Eerie. Great place to start this series. Psychological.
Say You're Sorry

By Michael Robotham
Two girls, Piper and Tash, go missing on the last weekend of the holidays. Despite immense and prolific dedication by both the media and the police, the girls’ case runs cold, and it’s forgotten for three years. However, the memories of everyone who ever knew the girls are suddenly inspected and scrutinised after a husband and wife are brutally murdered in Tash’s old home. With clinical psychologist and ex-cop team Joe O’Loughlin and Vincent Ruiz convinced that the missing girls could still be alive, the police have no choice but to re-open the old case.

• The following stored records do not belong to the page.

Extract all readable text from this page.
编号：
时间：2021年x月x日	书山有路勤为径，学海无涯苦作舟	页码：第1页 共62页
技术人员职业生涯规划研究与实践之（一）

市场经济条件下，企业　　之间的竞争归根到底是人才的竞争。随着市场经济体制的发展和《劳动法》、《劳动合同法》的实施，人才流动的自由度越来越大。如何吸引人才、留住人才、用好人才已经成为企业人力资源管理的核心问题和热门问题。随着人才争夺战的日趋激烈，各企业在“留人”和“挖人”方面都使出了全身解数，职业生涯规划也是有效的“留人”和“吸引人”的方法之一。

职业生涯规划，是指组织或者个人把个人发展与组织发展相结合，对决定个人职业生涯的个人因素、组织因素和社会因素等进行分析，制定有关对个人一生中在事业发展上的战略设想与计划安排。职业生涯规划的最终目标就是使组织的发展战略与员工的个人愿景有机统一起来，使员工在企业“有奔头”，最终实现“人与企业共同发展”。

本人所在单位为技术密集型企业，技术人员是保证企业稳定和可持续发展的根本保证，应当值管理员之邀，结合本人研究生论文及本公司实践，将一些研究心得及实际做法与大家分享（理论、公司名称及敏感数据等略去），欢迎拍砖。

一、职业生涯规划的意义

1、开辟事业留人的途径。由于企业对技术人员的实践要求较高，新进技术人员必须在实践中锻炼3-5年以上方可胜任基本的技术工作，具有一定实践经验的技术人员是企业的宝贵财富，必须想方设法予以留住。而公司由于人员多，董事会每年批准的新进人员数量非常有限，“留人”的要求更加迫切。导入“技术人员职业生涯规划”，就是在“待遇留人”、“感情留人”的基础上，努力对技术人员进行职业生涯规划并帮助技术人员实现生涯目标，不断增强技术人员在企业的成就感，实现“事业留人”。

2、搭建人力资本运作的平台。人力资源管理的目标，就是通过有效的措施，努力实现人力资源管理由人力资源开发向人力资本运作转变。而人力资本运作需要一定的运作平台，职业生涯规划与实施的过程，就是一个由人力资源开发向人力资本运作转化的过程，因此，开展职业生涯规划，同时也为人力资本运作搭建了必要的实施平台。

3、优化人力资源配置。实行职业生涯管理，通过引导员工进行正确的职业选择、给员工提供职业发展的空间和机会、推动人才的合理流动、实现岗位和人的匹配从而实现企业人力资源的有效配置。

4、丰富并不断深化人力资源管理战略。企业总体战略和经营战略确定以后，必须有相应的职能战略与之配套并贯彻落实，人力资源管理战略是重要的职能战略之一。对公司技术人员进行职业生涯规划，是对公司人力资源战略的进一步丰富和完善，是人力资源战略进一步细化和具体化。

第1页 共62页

This novel is a fantastic little gem nestled in the middle of the Joe O’Loughlin series. Robotham has 9 books in the series, and he’s done a brilliant job of crafting them in a way that lets the reader enjoy them in almost any order. BUT don’t read the final two yet! There are a bunch of spoilers in the final titles as Robotham closes old cases and concludes the character threads that run through the series. However, I read Watching You (number 7) and Say You’re Sorry (number 6) before the others, and these two (with Lost, number 2) are still my favourites. I think Say You’re Sorry is a great title to start your obsession with Robotham because it showcases the author’s talents in unsettling the reader with point of view.
Say You’re Sorry bounces between the points of view of kidnap victims, the kidnapper, and the people searching for the missing girls. Robotham’s novels are the definition of psychological crime fiction as they literally host a clinical psychologist as the protagonist, who explains the psychology of the deviants in the narrative. In Say You’re Sorry, you can read about the distress of the victim, the reasoning of the kidnapper, and the frustration and rage of the police from one chapter to another. I’ll do a full series recommendation later (because I STRONGLY recommend the whole series), but why not start with Say You’re Sorry?